Like Father Like Son
Shooting hoops with dad or helping him with his volunteer hours at the homeless shelter, are not stories most married or single men share at the gym, because they seldom hang out with their fathers but, there is a lot to gain, if they meet regularly.
Fathers know sons as ‘my little man’ who grew up to be a construction worker, dairy farmer, bus driver, software developer, pilot or auto mechanic, but they really don’t know the essence of the man. Bonding with their sons will create a better understanding of who they are now, and what they could be in the future.
It is not easy despite the blood ties, because they are two different people. Fathers and sons might see the world differently, such as voting for Donald Trump or Hilary Clinton, saving the Arctic, being gay or federal taxes, but the blood they share makes it possible to compromise, so that the bonding can happen.
It will be easier to have regular doses of bonding if they live in the same city or province. They don’t have to wait for the birth of new babies, graduations, Thanksgiving, religious celebrations and Independence Day holidays to come together.
Common interests are the starting point, like going to an NBA game if sons have season tickets or catching a touring Peking Opera performance when it is in town. It could be that your father’s favourite movie is Farewell My Concubine, starring Leslie Cheung (rest in peace), Zhang Fengyi and Gong Li.
It is even better if fathers and sons have diverse interests because they will learn from each other. For example, the son is an app freak and cannot brush his teeth without consulting an app. The father thinks ‘app’ is an abbreviation for ‘appointment’, as in dental or doctor’s appointment.

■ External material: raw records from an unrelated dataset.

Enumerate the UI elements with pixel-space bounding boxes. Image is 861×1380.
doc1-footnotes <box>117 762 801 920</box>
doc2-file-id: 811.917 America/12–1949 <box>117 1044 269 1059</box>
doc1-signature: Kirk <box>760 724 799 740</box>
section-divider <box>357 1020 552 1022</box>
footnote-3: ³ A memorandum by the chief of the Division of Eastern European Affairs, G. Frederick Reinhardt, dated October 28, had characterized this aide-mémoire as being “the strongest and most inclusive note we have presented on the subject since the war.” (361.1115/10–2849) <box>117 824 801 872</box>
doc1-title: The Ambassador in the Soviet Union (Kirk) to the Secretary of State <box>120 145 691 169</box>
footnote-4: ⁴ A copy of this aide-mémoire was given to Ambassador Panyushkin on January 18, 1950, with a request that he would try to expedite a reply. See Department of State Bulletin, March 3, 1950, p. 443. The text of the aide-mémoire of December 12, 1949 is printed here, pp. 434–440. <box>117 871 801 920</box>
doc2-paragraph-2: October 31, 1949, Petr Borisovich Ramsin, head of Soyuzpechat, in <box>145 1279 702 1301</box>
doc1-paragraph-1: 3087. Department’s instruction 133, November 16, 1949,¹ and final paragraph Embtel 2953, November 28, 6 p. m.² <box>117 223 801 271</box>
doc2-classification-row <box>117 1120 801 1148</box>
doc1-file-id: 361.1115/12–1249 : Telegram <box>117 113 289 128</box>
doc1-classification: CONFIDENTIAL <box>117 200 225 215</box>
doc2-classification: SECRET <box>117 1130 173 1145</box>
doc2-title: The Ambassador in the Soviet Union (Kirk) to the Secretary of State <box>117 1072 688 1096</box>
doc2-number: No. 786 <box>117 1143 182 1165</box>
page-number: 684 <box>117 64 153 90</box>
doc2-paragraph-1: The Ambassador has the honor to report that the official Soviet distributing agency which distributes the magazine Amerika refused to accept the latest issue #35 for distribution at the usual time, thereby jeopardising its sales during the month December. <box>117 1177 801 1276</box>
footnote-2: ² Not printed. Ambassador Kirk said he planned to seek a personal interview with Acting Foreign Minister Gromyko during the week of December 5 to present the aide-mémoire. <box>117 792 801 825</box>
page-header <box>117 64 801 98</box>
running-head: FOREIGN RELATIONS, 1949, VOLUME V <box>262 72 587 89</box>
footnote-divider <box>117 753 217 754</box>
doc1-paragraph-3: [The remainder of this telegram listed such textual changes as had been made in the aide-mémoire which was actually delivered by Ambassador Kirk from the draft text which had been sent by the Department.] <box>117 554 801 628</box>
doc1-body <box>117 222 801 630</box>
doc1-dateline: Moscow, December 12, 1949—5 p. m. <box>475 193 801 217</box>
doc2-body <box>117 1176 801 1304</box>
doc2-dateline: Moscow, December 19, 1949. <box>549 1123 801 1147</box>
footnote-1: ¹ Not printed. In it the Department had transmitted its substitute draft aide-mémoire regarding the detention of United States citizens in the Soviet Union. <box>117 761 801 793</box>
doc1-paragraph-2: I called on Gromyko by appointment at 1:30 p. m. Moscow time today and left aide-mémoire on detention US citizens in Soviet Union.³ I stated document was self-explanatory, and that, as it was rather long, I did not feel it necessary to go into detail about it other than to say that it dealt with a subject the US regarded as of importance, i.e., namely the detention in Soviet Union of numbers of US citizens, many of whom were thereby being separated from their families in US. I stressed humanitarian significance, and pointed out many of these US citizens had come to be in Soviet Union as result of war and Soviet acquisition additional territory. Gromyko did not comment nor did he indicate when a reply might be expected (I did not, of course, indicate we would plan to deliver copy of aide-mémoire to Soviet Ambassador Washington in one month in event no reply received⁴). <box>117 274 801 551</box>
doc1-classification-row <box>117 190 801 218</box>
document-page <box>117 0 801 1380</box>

Five Ways To Hang Out With Dad
1. Technology and Older Citizens
You can help your dad with the laptop you gave him for his birthday by explaining what an app is, internet fraud, software updates, good online information and bad news he should avoid. You know he needs help if he keeps saying he cannot open stuff you send him.
Some dads understand the internet very well, others don’t. Some are retired, others are still active, so the time they spend with sons will depend on many things.
Be that as it may, teaching your dad about online intricacies should be as regular as possible because the beast called the internet changes frequently.
2. Older Citizens and Automobiles
Different interests can benefit both father and son. For example, you can take your dad along on a fact-finding mission to buy a second hand car. He might help you make the right decision because he worked for General Motors for 20 years.
You can text him for his opinion but that is not the same as watching him in action, inspecting the car and asking the used car salesman pertinent questions. Your dad, who is an accountant, can also show you how to do your own taxes.
Joining your dad when he goes to the community centre to help in the soup kitchen will mean a lot to him. He will be proud of his son, who is not scared of mixing with people less fortunate. He might also give you reasons why he volunteers.
Most of them are my age.
4. Male Bonding and Sports
Sports networks bring games to the living room but there is nothing to beat being there, waiting in line to buy popcorn or use the washroom, watching crazy fans shout instructions from the benches or celebrities clutching husbands’ arms because they are wearing Trump Tower heels.
Fathers initiate sons into sports at an early age because sons are free at birth, while daughters are indoors, learning how to cook, clean and be good wives when they get married.
Gigabyte male bonding can take place when sons take their fathers to rugby, cricket, basketball, soccer, hockey or Wimbledon to watch the men’s singles' final.
5. Visiting Ancestral Home
The more time grown up men spend with their fathers, the more they’ll understand their wishes. A road trip to his home state might be what he needs. It will be a good idea to send the car in for a top to bottom service then drive him to your grandparents’ house.
Some years ago, mourners at a funeral in South Africa heard how a son did just that, and the father died a year later, a happier man.
Flying is quicker obviously, but you get more bonding mileage if you drive and your dad has more knowledge about the different provinces/states/counties than Google.
Life in rural areas affords fathers and sons more opportunities because they jointly work the land, observe daily religious rites and take part in cultural activities.
Life is cities is more complicated with dropping off and picking up kids, and busy schedules designed to earn money and more money.
That is the main reason why grown up men seldom find time to chill out with their dads, unless they drop by to see grandchildren.
The concentration on fathers and sons is deliberate because the whole world prefers sons over daughters, a very sad and unfortunate state of affairs, but that is the way it is, and there’s nothing anybody can do about it.